Nel dialogo finale, il genitore chiede al figlio se il mondo si sia o meno emancipato dalle barbarie e dalle persecuzioni, se gli uomini abbiano cioè cessato di essere “lupi” gli uni per gli altri. Il figlio gli risponde che ormai è tutto diverso. E così deve continuare ad essere, per legittimare il sacrificio delle generazioni passate in vista di un futuro più prospero. Il bambino ormai non può che cavarsela da solo: del resto ha più di sessant’anni ed è forse ora di far ripartire la propria esistenza, messa da tempo in stand-by. Un finale secco e asciutto ma ricco di drammaticità, una vita affaticata dalla paura della solitudine e dal senso del vuoto lasciato dai genitori: “Eravamo sposati”, risponde arrendevole Daddi alle continue e petulanti richieste del bambino che la interroga circa la sua relazione con il babbo.
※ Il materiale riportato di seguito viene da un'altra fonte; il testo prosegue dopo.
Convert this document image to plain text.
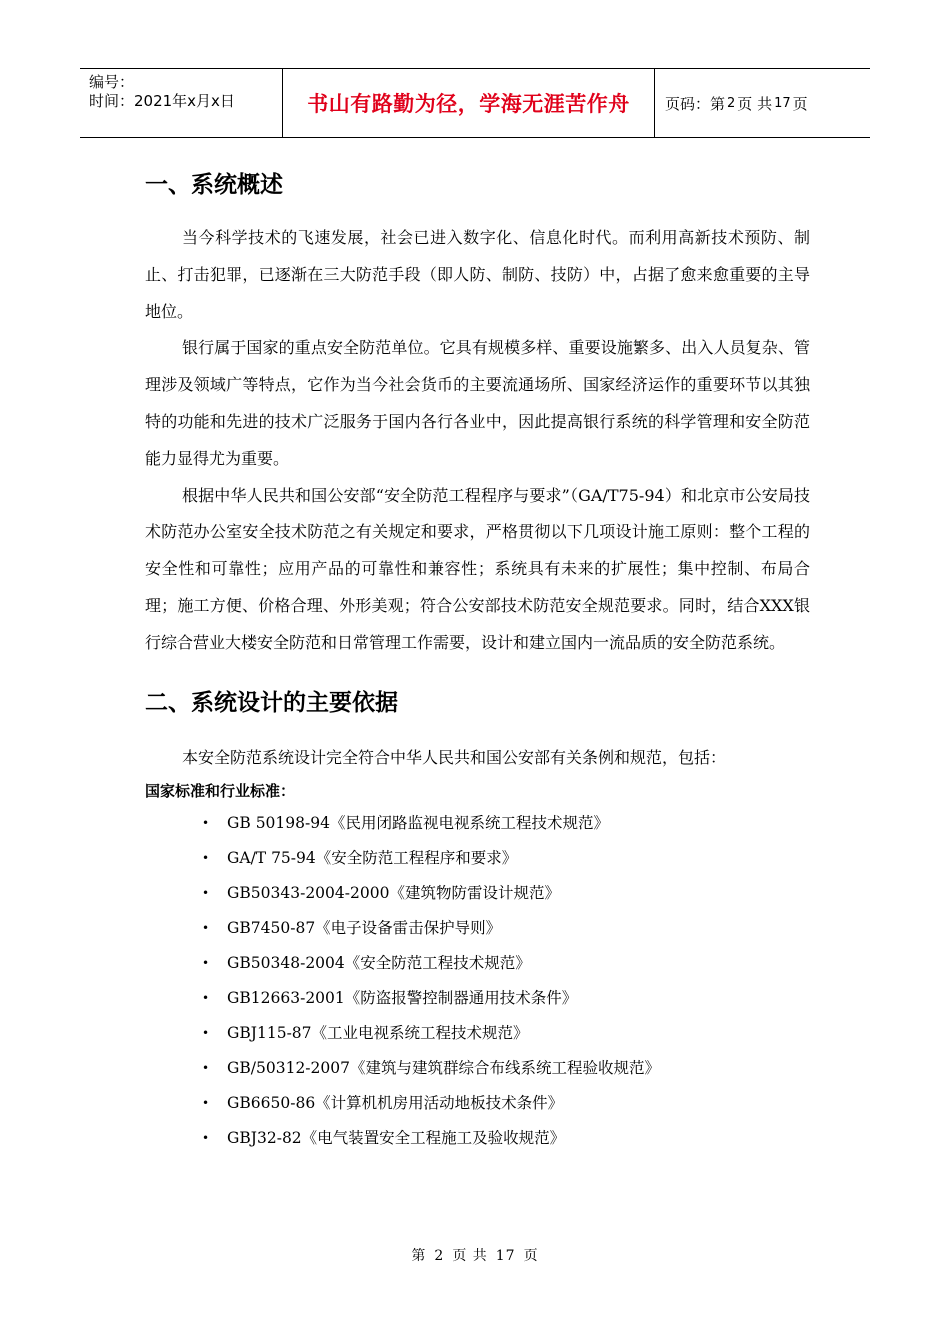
编号：
时间：2021年x月x日	书山有路勤为径，学海无涯苦作舟	页码：第 2 页 共 17 页
一、系统概述

当今科学技术的飞速发展，社会已进入数字化、信息化时代。而利用高新技术预防、制止、打击犯罪，已逐渐在三大防范手段（即人防、制防、技防）中，占据了愈来愈重要的主导地位。

银行属于国家的重点安全防范单位。它具有规模多样、重要设施繁多、出入人员复杂、管理涉及领域广等特点，它作为当今社会货币的主要流通场所、国家经济运作的重要环节以其独特的功能和先进的技术广泛服务于国内各行各业中，因此提高银行系统的科学管理和安全防范能力显得尤为重要。

根据中华人民共和国公安部“安全防范工程程序与要求”（GA/T75-94）和北京市公安局技术防范办公室安全技术防范之有关规定和要求，严格贯彻以下几项设计施工原则：整个工程的安全性和可靠性；应用产品的可靠性和兼容性；系统具有未来的扩展性；集中控制、布局合理；施工方便、价格合理、外形美观；符合公安部技术防范安全规范要求。同时，结合XXX银行综合营业大楼安全防范和日常管理工作需要，设计和建立国内一流品质的安全防范系统。

二、系统设计的主要依据

本安全防范系统设计完全符合中华人民共和国公安部有关条例和规范，包括：

国家标准和行业标准：
• GB 50198-94《民用闭路监视电视系统工程技术规范》
• GA/T 75-94《安全防范工程程序和要求》
• GB50343-2004-2000《建筑物防雷设计规范》
• GB7450-87《电子设备雷击保护导则》
• GB50348-2004《安全防范工程技术规范》
• GB12663-2001《防盗报警控制器通用技术条件》
• GBJ115-87《工业电视系统工程技术规范》
• GB/50312-2007《建筑与建筑群综合布线系统工程验收规范》
• GB6650-86《计算机机房用活动地板技术条件》
• GBJ32-82《电气装置安全工程施工及验收规范》
第 2 页 共 17 页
Domande che, nella loro insistenza, vanno a creare una cantilena che si somma alla più ampia cornice musicale dello spettacolo: è Viviana Marino, infatti, in veste di moderno rapsodo dalla voce cristallina, a intonare ballate francesi ed ebraiche. Il ripetersi continuo poi, nell’eloquio del bambino, delle parole “mamma” e “babbo” diventa un leitmotiv cadenzato e ossessivo, una ricerca spasmodica dei fantasmi del proprio passato: è la filologia di un orfanello in cerca di amore.